It may be recalled Former President Sirleaf delivered the Nelson Mandela Annual Lecture in Johannesburg in 2008.
"Should we understand the last 25 years of global integration as nothing more than a detour from the previous inevitable cycle of history where might makes right and politics is a hostile competition between tribes and races, where nations compete in a zero-sum game constantly teetering on the edge of conflict until full-blown war breaks out?"
"It should make us hopeful‚ but if we can't deny the real strides our world has made since that moment when Madiba took steps out of confinement‚ we have to recognise ways in which the worldwide order has fallen short of its promises".
"If we have African leaders, governments and institutions which are creating a platform for success and opportunity, then you will increasingly get more talent wanting to stay", Obama said.
Obama said that worldwide progress is "threatened by the rise of nationalism", but told the crowd that the world has been through "darker times". "The previous structures of injustice and exploitation never really went away", he said. I believe in Nelson Mandela's vision, I believe in a vision shared by Ghandhi and King. He also said, to applause, that the USA invasion of Iraq "didn't help, accelerating a sectarian conflict".
He lamented the rise of populist movements that are being funded "by right-wing billionaires intent on reducing governmental constraints on their business interests".
He decried the brand of Trump's politics that has overtaken much of the Republican party, including "far-right protectionism and closed borders, but also on barely hidden racial nationalism". And yes, democracy can be messy, and it can be slow, and it can be frustrating.
"Who needs free speech as long as the economy is going good?" he said, in the speech lasting nearly 90 minutes.
As Trump once again took to Twitter on Monday to denounce "fake news", a phrase he employs in response to negative coverage of his actions or rhetoric, Obama noted how "the free press is under attack".
"Social media [as it is] now being used spread hatred, paranoia and conspiracy theories instead of knowledge, ideas and cultural linkages", he said.
Notably, former US President Barack Obama has led the way in paying homage to Mandela, giving a high-profile speech in South Africa to honor his legacy.

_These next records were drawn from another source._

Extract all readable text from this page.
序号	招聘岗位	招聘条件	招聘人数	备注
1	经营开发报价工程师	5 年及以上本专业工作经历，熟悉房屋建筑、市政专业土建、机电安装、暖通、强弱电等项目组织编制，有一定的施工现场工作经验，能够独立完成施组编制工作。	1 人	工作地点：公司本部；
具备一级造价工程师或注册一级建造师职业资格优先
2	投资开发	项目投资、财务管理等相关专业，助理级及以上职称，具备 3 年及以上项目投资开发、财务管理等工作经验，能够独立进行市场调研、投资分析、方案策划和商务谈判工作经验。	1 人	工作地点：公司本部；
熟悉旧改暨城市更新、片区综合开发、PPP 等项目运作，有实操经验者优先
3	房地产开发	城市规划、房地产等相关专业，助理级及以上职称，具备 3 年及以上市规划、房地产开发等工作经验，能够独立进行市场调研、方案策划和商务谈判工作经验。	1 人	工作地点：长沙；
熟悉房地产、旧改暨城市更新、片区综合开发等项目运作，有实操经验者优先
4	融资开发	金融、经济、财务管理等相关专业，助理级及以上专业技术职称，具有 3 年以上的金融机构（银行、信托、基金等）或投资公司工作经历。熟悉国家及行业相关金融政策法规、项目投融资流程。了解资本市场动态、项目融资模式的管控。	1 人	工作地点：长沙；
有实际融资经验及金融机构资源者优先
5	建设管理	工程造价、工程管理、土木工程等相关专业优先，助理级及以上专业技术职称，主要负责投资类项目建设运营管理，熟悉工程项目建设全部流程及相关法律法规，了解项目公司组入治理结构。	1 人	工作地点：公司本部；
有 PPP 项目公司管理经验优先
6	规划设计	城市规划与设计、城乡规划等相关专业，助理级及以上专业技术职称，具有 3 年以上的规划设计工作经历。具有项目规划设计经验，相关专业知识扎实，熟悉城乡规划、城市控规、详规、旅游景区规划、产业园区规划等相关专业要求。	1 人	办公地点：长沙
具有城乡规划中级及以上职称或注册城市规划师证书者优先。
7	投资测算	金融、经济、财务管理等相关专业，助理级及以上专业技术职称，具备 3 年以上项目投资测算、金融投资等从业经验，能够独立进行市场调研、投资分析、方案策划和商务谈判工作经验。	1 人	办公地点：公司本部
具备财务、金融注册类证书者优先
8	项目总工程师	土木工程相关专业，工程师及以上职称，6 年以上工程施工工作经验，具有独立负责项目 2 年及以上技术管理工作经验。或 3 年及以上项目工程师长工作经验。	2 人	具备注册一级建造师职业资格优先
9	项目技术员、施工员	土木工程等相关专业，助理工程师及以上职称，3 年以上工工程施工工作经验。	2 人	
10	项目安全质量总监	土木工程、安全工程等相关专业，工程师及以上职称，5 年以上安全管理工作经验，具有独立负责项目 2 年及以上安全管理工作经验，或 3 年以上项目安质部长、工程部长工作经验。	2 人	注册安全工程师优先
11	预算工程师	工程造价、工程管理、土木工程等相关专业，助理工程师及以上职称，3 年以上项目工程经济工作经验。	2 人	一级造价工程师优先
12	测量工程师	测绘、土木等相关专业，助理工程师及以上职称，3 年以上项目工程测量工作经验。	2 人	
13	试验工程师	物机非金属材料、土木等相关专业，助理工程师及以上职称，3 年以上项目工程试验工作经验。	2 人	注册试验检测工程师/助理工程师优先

There was no choice but "to move forward", he said. "For love comes more naturally to the human heart". The denial of facts could be the "undoing" of democracy, he cautioned.
"You have to believe in facts ..."
Obama, drawing on Mandela's own remarks, counseled against discrimination of any kind.
"Yah, Obama is on point", he said.
I feel like when people are seeking relevance or can not deal with their own shortcomings, they take a shot at him because he is no longer there to defend himself.
"The Mercedes-Benz SA team made more than a vehicle for Madiba - they made a symbol of pride and togetherness", says a Mercedes-Benz SA spokesman. "We can enforce the law while respecting the essential humanity of those expecting a better life".